Gli aiuti sono destinati a startup e imprese come sovvenzioni dirette:

  • fino a 1.000 € per le imprese registrate fra il 1° gennaio e il 31 dicembre 2018 e la cui attività aziendale è cominciata nel 2019;
  • fino a 150.000 € per le imprese che, in conseguenza della pandemia, hanno sostenuto un peggioramento dei loro risultati economici rispetto al 2019.

Però, bisogna attendere il decreto attuativo del Ministero di Economia e Finanze per individuare i criteri per fare richiesta, tramite domanda telematica, all’Agenzia delle Entrate, che comunque dovrà arrivare nei prossimi giorni, dato che le somme dovranno essere ricevute inderogabilmente entro la fine di quest’anno. Qualche tempo fa, la sottosegretaria del ministero dell’Economia Maria Cecilia Guerra aveva dichiarato: «Il decreto sarà emanato successivamente al 30 settembre 2021, in quanto la percentuale minima di peggioramento del risultato economico d’esercizio per accedere al contributo e la percentuale da applicare per la quantificazione dell’ammontare del contributo stesso devono essere determinate tenendo conto dei dati indicati nelle dichiarazioni dei redditi trasmesse entro il 30 settembre 2021, al fine di garantire il rispetto dello stanziamento delle risorse di cui all’articolo 1, commi 25 e 25-bis, del decreto Sostegni bis».

Ciò che al momento sappiamo è che potranno fare richiesta:

  • i titolari di partita IVA attiva alla data del 26 maggio 2021, esercenti attività d’impresa, arte o professione o che producono reddito agrario, residenti o stabiliti nel territorio dello Stato, ad eccezione di enti pubblici, intermediari finanziari e società di partecipazione;
  • i titolati di partita IVA con ammontare di ricavi o compensi non superiore a 15 milioni di euro nel 2019

 

che hanno registrato un peggioramento del risultato economico di esercizio nel corso del 2020 rispetto al periodo d’imposta in corso al 31 dicembre 2019. Sarà il decreto attuativo del MEF a stabilire quale sarà la percentuale della riduzione dei ricavi limite per poter procedere con la richiesta. Per quanto riguarda l’importo dell’aiuto, abbiamo detto che il tetto massimo è fissato a 150.000 euro. Alla somma emersa applicando la percentuale alla differenza del risultato economico d’esercizio dovranno essere tolti i contributi a fondo perduto già riconosciuti quest’anno dall’Agenzia delle Entrate grazie ai precedenti decreti.

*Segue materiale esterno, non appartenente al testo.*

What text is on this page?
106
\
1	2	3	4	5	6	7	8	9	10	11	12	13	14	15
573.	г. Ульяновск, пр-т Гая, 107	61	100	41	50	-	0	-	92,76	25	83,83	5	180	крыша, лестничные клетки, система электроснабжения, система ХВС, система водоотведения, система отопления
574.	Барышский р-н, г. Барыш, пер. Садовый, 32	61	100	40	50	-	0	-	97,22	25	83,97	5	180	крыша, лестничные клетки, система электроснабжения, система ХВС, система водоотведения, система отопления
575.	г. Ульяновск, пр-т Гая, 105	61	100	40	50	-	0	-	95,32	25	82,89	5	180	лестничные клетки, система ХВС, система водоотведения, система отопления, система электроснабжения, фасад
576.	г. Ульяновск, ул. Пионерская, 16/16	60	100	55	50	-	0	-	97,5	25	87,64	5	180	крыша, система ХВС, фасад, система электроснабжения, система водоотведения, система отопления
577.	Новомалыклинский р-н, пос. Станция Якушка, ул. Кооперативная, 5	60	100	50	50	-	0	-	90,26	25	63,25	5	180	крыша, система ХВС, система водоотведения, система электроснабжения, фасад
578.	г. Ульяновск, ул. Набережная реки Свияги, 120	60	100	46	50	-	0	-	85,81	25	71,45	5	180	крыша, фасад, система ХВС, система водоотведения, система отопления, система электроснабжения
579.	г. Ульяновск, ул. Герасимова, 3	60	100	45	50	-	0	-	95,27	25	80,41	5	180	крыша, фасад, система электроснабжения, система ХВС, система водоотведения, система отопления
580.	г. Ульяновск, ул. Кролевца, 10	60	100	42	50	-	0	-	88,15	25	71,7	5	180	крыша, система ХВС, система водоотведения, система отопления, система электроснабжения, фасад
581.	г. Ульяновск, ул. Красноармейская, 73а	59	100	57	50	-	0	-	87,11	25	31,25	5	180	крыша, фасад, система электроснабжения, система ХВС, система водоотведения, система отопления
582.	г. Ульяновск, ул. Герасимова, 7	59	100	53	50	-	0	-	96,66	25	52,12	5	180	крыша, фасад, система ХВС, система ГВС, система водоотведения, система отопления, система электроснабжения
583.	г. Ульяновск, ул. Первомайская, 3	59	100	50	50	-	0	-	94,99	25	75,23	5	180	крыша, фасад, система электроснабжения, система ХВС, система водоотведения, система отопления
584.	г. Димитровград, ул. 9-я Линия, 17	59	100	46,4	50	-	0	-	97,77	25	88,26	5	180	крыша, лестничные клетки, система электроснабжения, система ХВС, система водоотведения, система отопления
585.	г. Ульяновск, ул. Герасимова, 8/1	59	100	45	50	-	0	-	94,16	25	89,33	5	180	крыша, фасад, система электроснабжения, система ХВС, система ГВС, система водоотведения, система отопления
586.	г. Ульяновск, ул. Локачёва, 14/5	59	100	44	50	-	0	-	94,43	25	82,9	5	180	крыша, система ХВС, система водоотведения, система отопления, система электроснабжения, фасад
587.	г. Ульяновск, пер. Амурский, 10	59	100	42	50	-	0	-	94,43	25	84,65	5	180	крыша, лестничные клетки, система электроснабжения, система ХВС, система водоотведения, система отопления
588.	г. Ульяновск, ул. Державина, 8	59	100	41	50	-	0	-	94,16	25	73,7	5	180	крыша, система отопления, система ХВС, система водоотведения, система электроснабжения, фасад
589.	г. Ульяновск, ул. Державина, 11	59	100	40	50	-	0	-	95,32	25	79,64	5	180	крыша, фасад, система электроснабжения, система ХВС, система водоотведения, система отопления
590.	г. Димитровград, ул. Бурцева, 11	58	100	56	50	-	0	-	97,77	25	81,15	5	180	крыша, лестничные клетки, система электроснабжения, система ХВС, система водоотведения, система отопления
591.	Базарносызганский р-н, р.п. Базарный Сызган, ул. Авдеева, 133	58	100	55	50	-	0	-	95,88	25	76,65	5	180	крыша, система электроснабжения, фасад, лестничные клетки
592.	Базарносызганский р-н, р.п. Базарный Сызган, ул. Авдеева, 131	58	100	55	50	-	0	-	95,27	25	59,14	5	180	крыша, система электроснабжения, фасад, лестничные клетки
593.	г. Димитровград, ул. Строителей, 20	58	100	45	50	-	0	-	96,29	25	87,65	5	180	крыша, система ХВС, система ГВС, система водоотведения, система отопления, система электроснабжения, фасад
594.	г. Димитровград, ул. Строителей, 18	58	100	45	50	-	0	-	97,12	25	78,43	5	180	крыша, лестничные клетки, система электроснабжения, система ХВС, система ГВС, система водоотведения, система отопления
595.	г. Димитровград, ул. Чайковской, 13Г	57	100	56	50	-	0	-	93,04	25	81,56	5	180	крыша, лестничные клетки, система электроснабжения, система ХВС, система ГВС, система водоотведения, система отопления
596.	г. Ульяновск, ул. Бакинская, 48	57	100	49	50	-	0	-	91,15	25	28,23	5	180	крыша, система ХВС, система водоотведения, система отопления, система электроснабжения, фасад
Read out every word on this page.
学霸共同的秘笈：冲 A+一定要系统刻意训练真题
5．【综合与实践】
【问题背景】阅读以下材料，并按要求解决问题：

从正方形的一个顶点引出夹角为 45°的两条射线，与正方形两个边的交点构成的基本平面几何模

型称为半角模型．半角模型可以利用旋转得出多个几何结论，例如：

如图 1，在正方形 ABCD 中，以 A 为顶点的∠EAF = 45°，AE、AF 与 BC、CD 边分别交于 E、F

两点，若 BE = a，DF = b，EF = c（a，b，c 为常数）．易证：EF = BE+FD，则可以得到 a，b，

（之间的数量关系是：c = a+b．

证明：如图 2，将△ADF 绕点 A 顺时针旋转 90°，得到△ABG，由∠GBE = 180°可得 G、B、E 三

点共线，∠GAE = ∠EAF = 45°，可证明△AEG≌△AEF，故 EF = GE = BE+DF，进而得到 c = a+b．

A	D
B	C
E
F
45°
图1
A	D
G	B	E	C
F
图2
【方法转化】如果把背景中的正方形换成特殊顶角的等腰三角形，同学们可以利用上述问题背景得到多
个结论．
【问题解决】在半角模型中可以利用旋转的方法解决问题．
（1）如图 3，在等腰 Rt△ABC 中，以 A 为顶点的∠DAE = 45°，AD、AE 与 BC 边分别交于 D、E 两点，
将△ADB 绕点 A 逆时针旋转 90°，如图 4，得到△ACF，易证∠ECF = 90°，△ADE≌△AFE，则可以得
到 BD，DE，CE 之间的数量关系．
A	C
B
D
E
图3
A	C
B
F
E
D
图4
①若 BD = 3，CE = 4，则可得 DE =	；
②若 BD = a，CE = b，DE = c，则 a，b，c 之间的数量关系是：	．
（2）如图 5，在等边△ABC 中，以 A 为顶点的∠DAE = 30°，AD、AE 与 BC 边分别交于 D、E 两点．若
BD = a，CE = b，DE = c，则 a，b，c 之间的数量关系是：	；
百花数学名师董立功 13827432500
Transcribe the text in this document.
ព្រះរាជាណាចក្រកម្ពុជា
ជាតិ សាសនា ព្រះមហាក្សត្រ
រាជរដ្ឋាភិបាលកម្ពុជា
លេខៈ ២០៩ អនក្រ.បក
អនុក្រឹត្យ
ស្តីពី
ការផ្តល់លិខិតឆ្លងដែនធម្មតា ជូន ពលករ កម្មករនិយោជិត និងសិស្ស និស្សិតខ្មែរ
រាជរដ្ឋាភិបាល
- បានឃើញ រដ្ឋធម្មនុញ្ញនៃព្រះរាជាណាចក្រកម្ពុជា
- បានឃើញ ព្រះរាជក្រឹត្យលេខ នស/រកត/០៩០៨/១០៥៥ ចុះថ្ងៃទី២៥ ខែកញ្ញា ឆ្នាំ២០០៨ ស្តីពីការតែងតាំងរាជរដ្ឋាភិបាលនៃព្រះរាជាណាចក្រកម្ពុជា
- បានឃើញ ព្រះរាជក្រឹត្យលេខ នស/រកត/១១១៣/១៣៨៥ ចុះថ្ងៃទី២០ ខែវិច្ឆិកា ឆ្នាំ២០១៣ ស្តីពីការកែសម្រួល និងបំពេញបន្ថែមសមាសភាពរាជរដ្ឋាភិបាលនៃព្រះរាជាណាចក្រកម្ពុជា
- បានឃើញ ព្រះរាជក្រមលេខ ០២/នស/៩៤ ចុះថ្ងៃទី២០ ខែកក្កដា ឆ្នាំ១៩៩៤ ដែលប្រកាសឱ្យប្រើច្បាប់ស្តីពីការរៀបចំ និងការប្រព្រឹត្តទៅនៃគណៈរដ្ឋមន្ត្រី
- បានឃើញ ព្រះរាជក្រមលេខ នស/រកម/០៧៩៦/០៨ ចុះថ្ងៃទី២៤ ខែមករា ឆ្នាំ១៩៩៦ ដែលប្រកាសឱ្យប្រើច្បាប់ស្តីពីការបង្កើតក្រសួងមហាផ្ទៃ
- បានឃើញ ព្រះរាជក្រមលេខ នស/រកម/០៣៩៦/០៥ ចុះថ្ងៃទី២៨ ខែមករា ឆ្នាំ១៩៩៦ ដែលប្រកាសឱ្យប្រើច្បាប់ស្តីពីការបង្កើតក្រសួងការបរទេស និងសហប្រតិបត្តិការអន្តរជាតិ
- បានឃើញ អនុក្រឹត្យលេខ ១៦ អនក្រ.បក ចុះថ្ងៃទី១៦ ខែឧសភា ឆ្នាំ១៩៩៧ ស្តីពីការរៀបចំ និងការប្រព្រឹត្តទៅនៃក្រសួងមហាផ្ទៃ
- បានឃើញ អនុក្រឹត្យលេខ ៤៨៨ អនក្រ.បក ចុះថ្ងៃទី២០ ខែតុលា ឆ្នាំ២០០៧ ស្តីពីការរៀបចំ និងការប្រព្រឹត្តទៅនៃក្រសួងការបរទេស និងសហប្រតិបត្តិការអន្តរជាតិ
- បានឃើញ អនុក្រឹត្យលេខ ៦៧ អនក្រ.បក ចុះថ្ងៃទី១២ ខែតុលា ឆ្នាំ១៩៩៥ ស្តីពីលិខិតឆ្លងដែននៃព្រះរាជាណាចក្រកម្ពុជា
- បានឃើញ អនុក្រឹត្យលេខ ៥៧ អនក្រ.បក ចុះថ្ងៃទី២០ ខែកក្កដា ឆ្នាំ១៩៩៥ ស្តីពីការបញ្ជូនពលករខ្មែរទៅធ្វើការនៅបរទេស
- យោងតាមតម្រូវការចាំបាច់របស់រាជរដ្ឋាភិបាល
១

Secondo i dati forniti dalla Confederazione Generale Italiana dell’Artigianato relativi al periodo febbraio 2020-agosto 2021, il numero dei lavoratori autonomi registra un calo del 5,8% (pari a 320.000 soggetti), mentre quello dei dipendenti un calo dello 0,5% (pari a 89.000 soggetti; i titolari di un contratto a tempo indeterminato hanno avuto un calo più marcato di quello dei lavoratori a termine). Da questi numeri si evince chiaramente che le conseguenze di quasi due anni di pandemia si sono ripercosse soprattutto su chi lavora in proprio. Alle complicazioni che riguardano da sempre le micro-imprese (burocrazia, carenza di credito, tributi, ecc.), si sono sommate le chiusure imposte per decreto, i limiti agli spostamenti, il tracollo dei consumi delle famiglie (meno 130 miliardi di euro) e l’esplosione dell’e-commerce: motivi che hanno aggravato la situazione di tanti autonomi, che sono stati costretti a chiudere. «Mai come in questo momento ‒ evidenzia la CGIA ‒ è necessario dare una risposta ad un mondo, quello autonomo, che sta vivendo una situazione particolarmente delicata».